Forecasters have consistently over-estimated inflation since the start of 2015

By Richard Barley


It isn’t news that global inflation is low. And yet just how low is apparently still a surprise to forecasters—at least to judge by Citigroup C 0.04 % ’s Inflation Surprise indexes, which track the performance of actual inflation against forecasts.

Only three times since the start of 2015 have the indexes for the U.S., U.K., eurozone and Japan entered positive territory, which implies inflation was higher than expected. Those occasions were in June and July 2015 for Japan and in April 2016 for the U.K. Otherwise, the indexes have shown inflation consistently undershooting expectations—even at extremely low levels.

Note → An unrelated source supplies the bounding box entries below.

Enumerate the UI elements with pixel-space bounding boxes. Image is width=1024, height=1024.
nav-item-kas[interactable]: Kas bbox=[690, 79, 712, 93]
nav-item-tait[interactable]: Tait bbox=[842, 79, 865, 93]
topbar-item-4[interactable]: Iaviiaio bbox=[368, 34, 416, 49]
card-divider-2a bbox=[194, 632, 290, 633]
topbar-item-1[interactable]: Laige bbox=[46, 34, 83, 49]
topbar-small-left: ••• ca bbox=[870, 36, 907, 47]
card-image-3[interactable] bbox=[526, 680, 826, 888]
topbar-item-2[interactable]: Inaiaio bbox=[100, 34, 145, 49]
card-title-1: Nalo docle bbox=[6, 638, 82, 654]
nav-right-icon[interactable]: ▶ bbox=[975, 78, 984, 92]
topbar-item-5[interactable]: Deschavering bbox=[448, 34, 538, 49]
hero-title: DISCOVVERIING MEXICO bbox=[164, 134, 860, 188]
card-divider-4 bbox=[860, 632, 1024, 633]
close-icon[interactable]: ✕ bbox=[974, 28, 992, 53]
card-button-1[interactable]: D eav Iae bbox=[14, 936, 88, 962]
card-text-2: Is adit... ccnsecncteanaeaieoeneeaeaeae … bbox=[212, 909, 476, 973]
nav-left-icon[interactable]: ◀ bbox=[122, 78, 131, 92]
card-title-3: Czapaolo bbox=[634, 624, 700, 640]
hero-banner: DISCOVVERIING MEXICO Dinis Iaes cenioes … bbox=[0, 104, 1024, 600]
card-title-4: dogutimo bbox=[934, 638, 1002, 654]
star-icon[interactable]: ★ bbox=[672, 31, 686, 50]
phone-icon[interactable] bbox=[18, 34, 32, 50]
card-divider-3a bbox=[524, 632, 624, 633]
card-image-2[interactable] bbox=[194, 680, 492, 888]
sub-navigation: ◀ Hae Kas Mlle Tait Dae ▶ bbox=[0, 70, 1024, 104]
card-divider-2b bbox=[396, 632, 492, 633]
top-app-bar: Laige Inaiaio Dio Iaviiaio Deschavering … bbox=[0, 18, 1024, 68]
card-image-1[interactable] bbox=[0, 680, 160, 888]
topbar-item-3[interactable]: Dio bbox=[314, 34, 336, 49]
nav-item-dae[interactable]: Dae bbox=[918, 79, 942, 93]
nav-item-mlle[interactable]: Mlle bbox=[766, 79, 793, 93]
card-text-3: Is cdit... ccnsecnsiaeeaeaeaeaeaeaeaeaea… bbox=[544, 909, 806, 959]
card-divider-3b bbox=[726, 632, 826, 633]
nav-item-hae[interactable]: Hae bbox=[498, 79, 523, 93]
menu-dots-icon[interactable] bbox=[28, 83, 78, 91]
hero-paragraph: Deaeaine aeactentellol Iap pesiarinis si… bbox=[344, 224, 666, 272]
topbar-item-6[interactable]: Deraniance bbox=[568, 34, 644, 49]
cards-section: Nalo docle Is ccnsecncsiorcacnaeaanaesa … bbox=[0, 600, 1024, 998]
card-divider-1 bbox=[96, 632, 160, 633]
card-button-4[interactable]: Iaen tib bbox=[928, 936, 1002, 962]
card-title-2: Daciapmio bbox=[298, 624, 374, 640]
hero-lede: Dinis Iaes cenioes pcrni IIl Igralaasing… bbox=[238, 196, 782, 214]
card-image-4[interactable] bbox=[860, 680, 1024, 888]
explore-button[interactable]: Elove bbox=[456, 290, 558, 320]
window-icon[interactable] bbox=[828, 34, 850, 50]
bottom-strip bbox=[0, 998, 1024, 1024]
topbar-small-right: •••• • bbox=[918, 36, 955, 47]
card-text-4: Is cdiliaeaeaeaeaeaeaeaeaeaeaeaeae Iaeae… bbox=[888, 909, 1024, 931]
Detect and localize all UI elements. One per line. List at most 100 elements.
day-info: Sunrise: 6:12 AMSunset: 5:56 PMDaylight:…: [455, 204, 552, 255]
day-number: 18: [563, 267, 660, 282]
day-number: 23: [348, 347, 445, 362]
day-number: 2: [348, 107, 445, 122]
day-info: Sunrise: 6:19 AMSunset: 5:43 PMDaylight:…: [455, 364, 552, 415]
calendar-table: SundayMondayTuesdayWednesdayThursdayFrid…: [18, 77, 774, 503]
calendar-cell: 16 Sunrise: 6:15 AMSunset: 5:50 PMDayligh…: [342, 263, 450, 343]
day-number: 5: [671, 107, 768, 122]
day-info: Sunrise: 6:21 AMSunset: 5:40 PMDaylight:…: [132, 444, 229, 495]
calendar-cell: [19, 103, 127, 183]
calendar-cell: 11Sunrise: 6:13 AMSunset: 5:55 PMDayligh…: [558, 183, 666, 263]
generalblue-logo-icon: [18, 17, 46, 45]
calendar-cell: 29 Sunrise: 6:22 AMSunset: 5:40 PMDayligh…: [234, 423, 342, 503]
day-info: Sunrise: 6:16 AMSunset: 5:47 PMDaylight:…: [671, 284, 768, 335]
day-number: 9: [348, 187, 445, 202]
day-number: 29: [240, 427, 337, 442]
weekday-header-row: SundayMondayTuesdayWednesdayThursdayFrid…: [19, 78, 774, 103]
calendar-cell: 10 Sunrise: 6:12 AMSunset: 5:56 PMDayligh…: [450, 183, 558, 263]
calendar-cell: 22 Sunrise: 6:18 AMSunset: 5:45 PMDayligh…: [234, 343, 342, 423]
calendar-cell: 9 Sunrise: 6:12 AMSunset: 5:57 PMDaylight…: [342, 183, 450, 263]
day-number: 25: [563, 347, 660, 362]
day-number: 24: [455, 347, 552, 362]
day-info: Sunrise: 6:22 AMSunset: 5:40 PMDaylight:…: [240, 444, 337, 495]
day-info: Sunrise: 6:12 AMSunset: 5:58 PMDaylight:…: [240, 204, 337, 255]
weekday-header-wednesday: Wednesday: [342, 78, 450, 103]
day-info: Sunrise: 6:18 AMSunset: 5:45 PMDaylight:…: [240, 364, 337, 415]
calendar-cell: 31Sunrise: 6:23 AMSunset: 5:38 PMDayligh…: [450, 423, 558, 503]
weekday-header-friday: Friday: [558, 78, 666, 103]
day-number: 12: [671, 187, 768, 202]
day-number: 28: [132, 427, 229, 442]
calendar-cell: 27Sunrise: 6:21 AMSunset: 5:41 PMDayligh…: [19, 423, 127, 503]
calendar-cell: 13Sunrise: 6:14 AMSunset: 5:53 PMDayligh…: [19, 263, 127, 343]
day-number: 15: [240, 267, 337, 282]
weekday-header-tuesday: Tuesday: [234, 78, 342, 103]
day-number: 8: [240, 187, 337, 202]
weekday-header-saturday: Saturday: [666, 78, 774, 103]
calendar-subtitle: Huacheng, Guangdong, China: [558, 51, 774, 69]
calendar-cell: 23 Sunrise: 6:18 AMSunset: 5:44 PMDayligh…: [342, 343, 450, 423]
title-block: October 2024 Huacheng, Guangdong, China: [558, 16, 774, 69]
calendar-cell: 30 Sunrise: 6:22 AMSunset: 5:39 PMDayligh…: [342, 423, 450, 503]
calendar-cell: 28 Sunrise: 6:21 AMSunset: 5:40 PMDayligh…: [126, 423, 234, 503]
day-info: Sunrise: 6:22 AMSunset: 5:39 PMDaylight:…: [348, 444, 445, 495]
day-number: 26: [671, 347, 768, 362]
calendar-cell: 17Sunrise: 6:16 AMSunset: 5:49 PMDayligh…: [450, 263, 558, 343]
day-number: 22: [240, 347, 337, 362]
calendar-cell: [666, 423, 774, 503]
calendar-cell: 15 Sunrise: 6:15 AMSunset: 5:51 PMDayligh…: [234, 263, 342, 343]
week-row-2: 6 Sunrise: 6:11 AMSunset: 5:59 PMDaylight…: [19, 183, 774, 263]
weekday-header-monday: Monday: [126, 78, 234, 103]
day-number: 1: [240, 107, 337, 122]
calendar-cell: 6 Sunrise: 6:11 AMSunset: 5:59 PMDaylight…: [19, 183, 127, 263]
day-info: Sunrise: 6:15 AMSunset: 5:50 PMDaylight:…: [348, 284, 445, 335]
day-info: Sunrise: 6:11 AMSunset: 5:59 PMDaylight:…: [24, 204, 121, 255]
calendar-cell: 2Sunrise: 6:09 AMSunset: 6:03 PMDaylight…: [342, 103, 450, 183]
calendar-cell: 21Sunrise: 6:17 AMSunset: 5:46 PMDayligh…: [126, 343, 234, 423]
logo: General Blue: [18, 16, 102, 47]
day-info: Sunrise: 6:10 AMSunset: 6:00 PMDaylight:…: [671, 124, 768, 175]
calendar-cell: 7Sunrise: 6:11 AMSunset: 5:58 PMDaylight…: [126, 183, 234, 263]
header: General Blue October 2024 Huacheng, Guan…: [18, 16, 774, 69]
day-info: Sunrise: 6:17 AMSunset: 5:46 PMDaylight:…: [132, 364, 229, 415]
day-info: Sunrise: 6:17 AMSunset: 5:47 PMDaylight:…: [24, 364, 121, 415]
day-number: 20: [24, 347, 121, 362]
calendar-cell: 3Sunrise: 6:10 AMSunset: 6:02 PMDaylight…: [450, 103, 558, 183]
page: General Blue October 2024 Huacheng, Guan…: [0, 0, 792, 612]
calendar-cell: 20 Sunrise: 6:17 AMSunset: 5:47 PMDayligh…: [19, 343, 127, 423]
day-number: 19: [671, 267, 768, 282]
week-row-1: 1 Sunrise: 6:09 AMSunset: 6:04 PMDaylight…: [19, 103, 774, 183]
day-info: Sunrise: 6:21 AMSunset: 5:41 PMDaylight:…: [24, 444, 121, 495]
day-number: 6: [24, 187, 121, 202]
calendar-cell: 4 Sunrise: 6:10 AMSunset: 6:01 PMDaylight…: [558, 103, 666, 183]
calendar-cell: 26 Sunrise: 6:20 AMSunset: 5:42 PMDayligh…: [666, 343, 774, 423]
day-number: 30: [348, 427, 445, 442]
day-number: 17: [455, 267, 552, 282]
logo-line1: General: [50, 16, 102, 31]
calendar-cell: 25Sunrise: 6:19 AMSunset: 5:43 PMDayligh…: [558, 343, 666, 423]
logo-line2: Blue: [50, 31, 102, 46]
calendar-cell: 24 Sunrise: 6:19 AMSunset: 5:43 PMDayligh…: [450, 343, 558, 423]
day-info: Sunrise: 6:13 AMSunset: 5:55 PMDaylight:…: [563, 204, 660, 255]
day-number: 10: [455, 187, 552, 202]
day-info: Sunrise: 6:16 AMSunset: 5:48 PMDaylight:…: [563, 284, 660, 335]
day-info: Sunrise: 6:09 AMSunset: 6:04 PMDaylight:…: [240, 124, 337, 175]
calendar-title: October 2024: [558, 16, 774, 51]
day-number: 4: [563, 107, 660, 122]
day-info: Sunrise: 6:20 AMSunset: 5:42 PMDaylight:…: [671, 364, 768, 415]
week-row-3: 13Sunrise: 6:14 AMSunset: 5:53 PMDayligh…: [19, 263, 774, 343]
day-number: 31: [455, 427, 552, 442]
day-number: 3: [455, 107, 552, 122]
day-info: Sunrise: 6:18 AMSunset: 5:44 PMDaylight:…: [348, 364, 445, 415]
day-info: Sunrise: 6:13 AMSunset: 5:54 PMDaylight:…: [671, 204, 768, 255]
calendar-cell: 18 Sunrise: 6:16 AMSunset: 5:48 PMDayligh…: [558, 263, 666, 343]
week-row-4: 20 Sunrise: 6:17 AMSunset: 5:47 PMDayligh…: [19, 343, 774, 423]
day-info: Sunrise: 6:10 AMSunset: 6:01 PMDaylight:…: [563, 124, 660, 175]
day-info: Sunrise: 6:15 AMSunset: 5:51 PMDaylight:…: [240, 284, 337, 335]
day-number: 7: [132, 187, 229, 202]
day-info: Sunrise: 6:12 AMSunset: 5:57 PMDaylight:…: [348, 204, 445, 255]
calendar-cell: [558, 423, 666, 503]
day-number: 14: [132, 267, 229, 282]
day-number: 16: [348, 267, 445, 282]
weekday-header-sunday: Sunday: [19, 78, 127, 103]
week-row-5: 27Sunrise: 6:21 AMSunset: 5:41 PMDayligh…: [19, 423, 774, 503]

Citigroup’s indexes don’t just look at headline consumer price inflation: they also look at wages and producer price inflation, where data and forecasts are available. That explains why the U.S. index, for instance, is still negative, despite forecasters having a better handle on headline CPI recently: wages have been the disappointment there. They are also calculated on a rolling basis, which means past forecast errors have some weight, although the latest data always have the biggest impact on the series.

Granted, economic forecasts are often unreliable. But, arguably, they should be just as likely to miss the outcome from both directions. The consistently negative readings on the Citigroup indexes implies that forecasters have been persistently over-optimistic on inflation. And that may help to explain why markets are refusing to price in predictions that inflation should pick up later this year as the effects of falling oil prices fade.

There have been false dawns before; the oil price plunge at the end of 2015 and start of 2016 pushed out a previous expectation of a rebound.

Even the European Central Bank last week appeared to err on the side of caution. It kept its forecasts for 2017 and 2018 inflation unchanged at 1.3% and 1.6% respectively, even though policy changes and oil prices were still expected to increase inflation.

Investors might be right to be cautious because inflation forecasters appear to have been crying wolf.

They need to be careful, however, because they could still suddenly find higher inflation at their door later this year. That would be a surprise markets wouldn’t take in their stride.